Shabo was nine-years-old when he was shot and seriously hurt in the June 20, 2002, attack in the West Bank settlement of Itamar, losing part of his right leg.
“I was surprised. I was in the middle of changing the diaper of my three-week-old newborn,” Shabo, who now lives in the central city of Ramat Gan, told Channel 12 news on Thursday.
“It’s very exciting. Since I was told I’m euphoric, in a bit of shock, I’m not quite digesting it yet.”
Lighting a torch on Independence Day is considered one of the highest honors in the state and is awarded to a select few each year.
“I am an amputee on my right leg, and following the injury in which my three brothers and my mother were also killed, I took up sports for rehabilitation,” Shabo said.
“Once I realized that I really like it and that it gives me a lot of strength, I made sport a very big part of my life.
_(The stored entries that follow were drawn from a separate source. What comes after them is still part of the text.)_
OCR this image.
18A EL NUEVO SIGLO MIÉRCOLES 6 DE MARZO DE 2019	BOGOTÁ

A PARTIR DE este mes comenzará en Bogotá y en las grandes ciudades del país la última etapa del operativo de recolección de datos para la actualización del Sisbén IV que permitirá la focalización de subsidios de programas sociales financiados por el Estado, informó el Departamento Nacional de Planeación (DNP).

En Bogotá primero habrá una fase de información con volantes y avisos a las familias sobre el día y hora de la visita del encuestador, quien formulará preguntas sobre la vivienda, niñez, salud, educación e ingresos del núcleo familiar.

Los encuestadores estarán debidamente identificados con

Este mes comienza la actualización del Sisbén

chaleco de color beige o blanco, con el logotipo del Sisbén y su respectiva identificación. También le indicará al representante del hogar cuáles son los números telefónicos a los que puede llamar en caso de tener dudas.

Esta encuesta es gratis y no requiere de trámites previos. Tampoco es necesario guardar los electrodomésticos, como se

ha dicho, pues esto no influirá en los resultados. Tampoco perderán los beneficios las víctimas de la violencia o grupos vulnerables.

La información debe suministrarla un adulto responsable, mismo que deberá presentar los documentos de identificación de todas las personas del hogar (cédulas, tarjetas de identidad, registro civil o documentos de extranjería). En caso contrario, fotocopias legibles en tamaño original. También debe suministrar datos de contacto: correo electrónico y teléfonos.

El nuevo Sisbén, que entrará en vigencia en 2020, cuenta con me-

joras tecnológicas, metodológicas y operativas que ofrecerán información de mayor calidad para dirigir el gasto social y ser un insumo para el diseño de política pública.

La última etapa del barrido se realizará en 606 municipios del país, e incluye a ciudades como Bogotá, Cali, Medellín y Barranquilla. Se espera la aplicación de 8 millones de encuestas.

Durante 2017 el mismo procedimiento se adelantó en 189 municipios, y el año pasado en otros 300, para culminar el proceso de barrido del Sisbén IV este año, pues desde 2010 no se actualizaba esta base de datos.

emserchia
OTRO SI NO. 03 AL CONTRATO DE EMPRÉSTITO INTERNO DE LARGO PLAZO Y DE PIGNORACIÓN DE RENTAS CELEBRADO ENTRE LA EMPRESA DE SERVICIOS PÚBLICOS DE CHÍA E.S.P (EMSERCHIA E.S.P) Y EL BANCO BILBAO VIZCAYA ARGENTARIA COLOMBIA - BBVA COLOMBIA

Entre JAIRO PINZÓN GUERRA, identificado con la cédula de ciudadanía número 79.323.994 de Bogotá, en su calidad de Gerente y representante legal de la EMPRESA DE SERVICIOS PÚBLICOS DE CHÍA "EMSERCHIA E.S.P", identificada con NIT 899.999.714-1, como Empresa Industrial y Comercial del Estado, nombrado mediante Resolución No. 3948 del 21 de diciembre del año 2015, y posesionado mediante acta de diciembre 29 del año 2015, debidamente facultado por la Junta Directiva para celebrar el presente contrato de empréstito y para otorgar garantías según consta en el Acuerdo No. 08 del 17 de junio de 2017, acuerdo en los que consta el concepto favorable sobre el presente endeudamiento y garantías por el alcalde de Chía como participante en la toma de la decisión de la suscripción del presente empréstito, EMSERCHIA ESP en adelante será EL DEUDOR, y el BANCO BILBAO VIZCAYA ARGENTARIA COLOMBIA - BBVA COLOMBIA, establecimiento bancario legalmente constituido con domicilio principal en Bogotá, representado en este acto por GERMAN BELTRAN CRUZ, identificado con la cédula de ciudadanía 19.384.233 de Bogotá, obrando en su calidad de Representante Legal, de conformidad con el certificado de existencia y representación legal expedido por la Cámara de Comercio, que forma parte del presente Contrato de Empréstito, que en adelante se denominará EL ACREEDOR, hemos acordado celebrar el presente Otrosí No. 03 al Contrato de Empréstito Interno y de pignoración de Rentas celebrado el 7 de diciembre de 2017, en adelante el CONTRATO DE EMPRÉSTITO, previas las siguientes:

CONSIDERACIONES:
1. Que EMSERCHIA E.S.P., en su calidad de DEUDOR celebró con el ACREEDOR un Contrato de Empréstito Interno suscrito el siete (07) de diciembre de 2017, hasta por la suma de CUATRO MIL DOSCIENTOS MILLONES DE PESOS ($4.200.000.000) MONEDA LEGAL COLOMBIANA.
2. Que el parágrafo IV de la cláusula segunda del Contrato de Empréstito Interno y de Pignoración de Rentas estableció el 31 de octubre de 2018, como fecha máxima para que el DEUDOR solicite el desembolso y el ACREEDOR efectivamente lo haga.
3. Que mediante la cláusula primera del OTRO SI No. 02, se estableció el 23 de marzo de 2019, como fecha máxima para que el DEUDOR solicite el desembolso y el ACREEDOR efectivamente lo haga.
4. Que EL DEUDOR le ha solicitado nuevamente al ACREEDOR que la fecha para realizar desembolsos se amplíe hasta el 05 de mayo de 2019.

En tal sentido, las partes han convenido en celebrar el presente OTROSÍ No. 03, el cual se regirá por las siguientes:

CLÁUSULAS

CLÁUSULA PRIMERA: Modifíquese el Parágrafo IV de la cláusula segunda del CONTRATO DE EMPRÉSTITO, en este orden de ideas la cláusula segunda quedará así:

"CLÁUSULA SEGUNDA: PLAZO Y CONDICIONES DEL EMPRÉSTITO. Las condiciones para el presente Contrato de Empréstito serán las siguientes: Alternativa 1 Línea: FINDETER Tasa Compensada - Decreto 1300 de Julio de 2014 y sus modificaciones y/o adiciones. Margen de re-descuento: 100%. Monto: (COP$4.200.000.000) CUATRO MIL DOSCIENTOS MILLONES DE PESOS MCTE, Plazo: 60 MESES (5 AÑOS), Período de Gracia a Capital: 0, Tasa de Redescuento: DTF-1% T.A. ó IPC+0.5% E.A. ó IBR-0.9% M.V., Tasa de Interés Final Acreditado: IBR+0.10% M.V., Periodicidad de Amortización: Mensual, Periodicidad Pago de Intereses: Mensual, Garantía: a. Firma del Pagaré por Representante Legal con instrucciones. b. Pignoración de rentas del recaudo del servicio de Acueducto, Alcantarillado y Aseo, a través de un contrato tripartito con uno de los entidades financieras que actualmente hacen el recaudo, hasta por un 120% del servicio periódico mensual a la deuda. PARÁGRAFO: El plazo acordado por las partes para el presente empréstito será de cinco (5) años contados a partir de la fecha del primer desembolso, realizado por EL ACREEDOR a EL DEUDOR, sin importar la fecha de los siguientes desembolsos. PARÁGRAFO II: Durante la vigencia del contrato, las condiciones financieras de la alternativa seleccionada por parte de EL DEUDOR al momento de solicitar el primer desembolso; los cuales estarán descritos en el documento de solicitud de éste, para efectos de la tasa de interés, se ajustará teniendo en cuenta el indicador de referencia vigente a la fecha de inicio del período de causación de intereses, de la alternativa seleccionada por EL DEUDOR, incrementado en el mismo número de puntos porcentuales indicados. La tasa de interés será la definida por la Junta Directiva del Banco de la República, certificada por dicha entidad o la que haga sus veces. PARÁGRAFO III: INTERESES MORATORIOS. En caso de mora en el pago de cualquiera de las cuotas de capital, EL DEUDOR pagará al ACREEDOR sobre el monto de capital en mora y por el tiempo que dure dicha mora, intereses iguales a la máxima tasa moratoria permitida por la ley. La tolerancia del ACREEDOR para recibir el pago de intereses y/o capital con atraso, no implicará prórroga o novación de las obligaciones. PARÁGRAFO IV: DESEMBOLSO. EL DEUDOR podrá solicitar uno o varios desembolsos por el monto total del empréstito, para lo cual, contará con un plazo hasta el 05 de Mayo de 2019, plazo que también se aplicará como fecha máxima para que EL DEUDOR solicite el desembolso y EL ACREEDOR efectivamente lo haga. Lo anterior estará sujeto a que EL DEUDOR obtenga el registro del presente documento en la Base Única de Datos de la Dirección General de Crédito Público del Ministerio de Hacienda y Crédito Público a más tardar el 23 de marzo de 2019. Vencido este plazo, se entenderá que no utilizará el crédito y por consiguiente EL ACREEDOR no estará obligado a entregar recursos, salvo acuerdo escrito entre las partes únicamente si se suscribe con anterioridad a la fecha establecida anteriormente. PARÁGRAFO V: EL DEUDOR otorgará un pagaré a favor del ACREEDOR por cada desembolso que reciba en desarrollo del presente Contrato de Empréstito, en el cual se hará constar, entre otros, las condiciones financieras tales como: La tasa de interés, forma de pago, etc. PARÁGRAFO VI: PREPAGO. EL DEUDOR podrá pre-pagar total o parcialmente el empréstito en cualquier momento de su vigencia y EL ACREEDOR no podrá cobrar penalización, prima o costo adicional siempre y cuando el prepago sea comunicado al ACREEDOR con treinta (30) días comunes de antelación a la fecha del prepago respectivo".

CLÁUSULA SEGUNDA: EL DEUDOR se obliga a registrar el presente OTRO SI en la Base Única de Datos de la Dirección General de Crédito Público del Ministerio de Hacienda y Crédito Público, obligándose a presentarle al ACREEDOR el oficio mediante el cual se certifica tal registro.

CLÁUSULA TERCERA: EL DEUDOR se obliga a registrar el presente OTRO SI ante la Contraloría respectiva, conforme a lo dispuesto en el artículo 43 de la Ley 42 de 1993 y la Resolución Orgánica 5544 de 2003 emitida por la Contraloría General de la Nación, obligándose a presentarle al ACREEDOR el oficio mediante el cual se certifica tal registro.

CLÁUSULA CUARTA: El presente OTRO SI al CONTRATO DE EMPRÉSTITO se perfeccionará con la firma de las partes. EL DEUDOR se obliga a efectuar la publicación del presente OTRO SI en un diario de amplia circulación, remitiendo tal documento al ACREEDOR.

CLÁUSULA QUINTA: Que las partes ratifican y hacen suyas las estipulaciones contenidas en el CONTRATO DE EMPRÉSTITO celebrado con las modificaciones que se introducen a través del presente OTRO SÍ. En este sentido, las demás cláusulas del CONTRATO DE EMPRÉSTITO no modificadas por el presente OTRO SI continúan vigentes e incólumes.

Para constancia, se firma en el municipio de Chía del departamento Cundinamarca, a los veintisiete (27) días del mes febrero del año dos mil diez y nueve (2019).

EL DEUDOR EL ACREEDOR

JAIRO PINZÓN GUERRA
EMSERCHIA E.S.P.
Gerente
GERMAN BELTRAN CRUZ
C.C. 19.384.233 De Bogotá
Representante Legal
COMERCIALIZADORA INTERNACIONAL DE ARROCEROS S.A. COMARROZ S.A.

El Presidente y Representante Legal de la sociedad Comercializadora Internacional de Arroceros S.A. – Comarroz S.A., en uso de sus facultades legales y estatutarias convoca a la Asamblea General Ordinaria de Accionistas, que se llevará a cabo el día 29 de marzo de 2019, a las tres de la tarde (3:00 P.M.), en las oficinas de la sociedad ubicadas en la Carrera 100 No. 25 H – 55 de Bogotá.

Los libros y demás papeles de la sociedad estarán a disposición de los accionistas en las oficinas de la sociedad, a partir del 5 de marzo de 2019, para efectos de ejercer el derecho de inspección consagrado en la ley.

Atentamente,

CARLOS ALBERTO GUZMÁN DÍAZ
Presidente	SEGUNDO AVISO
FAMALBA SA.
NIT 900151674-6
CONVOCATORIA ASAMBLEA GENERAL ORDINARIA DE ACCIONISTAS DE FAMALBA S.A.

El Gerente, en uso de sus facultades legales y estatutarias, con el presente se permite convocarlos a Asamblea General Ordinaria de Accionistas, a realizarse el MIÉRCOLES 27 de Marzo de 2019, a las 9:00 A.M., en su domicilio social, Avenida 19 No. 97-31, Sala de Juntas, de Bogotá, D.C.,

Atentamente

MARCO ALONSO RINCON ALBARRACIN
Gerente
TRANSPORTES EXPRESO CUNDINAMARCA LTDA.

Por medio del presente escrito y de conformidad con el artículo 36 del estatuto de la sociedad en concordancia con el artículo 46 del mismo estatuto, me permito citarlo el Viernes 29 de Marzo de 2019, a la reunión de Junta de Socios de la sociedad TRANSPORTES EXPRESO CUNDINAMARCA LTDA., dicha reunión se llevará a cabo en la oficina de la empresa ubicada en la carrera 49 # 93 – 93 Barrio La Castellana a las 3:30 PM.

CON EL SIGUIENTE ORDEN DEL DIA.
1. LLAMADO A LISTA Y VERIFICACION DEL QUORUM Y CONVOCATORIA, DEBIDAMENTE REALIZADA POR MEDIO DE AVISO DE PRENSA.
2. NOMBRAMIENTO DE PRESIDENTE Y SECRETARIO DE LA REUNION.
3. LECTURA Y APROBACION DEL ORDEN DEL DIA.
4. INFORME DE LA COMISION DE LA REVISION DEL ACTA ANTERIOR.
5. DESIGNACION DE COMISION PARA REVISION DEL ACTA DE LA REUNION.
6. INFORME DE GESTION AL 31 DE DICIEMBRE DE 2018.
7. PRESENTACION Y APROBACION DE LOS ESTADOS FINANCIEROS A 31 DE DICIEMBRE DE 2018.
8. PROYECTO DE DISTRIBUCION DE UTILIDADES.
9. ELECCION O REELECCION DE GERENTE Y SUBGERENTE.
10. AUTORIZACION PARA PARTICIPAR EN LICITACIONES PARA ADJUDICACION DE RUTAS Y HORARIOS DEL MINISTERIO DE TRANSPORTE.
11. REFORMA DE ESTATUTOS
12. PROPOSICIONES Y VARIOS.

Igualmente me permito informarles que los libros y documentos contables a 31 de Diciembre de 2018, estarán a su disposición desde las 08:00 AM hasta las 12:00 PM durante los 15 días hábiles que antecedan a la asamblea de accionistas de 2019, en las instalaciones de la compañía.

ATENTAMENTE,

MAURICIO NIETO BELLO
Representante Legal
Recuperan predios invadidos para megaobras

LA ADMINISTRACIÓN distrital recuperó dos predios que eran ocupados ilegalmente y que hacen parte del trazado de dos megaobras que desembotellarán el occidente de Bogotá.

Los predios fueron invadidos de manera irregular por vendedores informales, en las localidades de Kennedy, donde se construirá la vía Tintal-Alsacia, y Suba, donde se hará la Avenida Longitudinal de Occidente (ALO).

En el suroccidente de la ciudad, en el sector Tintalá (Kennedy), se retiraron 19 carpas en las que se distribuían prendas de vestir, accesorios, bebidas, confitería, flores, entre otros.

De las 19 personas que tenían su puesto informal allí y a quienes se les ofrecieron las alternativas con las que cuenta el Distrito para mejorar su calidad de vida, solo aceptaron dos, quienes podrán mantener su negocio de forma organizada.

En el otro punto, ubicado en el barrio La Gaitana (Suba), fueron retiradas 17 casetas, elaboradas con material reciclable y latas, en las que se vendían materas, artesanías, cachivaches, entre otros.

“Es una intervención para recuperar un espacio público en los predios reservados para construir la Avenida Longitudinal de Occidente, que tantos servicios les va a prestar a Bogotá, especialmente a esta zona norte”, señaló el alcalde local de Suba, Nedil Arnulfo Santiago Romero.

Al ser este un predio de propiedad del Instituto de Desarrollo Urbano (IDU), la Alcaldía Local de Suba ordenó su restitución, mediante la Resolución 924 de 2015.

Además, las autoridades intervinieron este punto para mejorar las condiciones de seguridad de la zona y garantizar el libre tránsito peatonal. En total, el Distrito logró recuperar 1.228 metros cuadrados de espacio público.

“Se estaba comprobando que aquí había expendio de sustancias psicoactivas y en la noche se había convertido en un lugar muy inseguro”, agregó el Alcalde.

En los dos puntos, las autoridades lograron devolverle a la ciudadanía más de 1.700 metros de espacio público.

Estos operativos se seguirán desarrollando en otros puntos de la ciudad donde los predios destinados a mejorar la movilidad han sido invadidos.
I was a professional swimmer for eight years, and I have been playing wheelchair basketball for 11 years,” he added.
Shabo said he takes the memory of the terror attack with him everywhere.
“I have no choice. Every time I take the crutches or the prosthetic leg, this event is with me. It goes with me to every game. Every tournament in which I represent the country, I first say, ‘Mom, this is for you,'” he told the network.
“It is a great source of pride for me to be a representative of the survivors of terror” at the ceremony, he said.
Shabo will join 11 others who will be lighting torches, including the commander of the Yamam police counter-terrorism unit, who will reportedly show up in disguise.
The ceremony, marking Israel’s 74th Independence Day, is slated to take place on May 4.
Culture and Sport Minister Chili Tropper announced Wednesday that the central Independence Day ceremony will not include a fireworks display, due to concerns over the impact they have on military veterans with post-traumatic stress disorder.
“The ceremony will emphasize the common good,” Tropper said, declaring that “the torch-lighting ceremony belongs to everyone, in every political situation.”
This year’s festivities will not include an address from the prime minister — a return to the previous custom, which had recently been changed under former prime minister Benjamin Netanyahu. Prime Minister Naftali Bennett will attend, but won’t speak.